スキル:完全回避1 フェイント1 闇魔法1 闇属性無効化

加 護:闇の精霊

称 号:なし

呪 い:弱体化


 加護持ちとは珍しいが、呪いという項目に弱体化があるのが気になる。

 弱体化をさらに詳しく鑑定すると、「闇の精霊の加護と引き換えに、獣の姿であることを課せられる。全能力の大幅な向上する」と出た。

 精霊の加護が無ければ、獣の姿ではなく人型も取れるということなのだろう。

 一種の呪いだな。

 でも、これは面白い。

「この子が良いわ」

「人型を取ることも出来ないんですよ?」

「構わないわ。わたくしは、この子にしか出来ないことをして貰うから良いの」

 そう言うと、ルーゼウスはルールールのところへ行きボソボソと何やら話し込んでいる。

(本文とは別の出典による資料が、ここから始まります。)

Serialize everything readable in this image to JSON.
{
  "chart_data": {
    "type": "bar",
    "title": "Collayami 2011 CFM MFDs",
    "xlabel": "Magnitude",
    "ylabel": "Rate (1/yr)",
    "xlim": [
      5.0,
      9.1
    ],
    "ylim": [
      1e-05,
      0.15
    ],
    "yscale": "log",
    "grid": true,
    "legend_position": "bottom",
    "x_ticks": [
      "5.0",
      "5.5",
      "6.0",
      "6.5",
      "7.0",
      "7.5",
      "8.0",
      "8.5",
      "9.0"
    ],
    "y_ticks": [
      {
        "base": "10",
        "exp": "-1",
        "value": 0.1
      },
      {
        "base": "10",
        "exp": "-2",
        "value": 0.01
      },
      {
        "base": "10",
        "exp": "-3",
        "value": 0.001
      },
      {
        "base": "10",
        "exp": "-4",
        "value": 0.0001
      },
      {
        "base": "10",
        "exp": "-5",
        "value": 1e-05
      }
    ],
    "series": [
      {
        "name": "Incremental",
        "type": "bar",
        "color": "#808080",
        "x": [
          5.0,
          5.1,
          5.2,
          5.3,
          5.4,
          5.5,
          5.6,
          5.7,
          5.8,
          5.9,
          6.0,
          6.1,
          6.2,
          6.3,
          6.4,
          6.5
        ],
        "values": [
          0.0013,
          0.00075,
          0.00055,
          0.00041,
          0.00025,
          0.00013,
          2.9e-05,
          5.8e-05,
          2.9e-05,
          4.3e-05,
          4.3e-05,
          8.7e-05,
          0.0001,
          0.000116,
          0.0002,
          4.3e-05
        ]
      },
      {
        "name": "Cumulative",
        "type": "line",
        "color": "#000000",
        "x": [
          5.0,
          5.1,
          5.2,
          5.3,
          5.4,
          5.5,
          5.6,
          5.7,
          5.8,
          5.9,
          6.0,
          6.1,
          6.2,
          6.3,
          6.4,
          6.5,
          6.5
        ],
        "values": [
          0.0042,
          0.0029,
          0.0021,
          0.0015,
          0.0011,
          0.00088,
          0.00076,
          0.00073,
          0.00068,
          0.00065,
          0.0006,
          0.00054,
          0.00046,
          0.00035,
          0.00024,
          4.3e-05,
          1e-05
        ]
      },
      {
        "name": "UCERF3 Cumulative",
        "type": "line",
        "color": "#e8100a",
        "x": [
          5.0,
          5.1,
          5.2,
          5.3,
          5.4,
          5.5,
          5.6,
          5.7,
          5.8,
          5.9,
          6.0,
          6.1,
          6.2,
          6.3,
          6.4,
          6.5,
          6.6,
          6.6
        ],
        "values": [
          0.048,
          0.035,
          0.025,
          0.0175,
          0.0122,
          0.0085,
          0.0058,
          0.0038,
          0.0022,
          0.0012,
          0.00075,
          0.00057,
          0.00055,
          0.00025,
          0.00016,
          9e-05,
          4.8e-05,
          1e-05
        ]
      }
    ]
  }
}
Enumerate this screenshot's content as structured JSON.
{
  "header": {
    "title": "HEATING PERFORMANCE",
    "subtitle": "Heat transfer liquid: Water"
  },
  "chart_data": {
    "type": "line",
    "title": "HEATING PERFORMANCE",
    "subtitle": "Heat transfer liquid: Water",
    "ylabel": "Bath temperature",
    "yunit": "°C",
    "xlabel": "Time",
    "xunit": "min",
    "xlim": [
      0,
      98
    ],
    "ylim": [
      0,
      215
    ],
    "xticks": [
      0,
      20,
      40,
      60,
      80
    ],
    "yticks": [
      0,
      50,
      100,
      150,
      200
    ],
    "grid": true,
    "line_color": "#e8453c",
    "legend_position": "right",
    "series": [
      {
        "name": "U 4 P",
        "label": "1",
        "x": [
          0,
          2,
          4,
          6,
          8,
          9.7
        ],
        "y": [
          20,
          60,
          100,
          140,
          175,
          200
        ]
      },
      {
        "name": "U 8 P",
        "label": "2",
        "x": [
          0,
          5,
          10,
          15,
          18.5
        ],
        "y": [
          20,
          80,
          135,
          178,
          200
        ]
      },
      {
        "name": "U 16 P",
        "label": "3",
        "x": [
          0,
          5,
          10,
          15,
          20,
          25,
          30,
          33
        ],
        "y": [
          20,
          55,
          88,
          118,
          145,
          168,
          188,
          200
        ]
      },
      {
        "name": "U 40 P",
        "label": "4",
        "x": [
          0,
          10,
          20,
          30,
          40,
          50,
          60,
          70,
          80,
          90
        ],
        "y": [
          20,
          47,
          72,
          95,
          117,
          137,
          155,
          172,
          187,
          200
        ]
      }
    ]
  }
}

 ニャーニャーと嫌がるそぶりを見せていたルールールだったが、奴隷という立場上、売られることを拒否することは出来ない。

 結局、私に買われる羽目になった。

 ルールールの値段は、他の奴隷に比べて半分以下で収まり安い買い物をしたお得感でホクホクだ。

 荷馬車を用意して貰い、奴隷達を積んでやかたへと送って貰うことにした。

 お金は、勿論即金で払いましたとも。

 私たちは、クランシャフト商会を後にし視察と称してスラム街へと足を運んだ。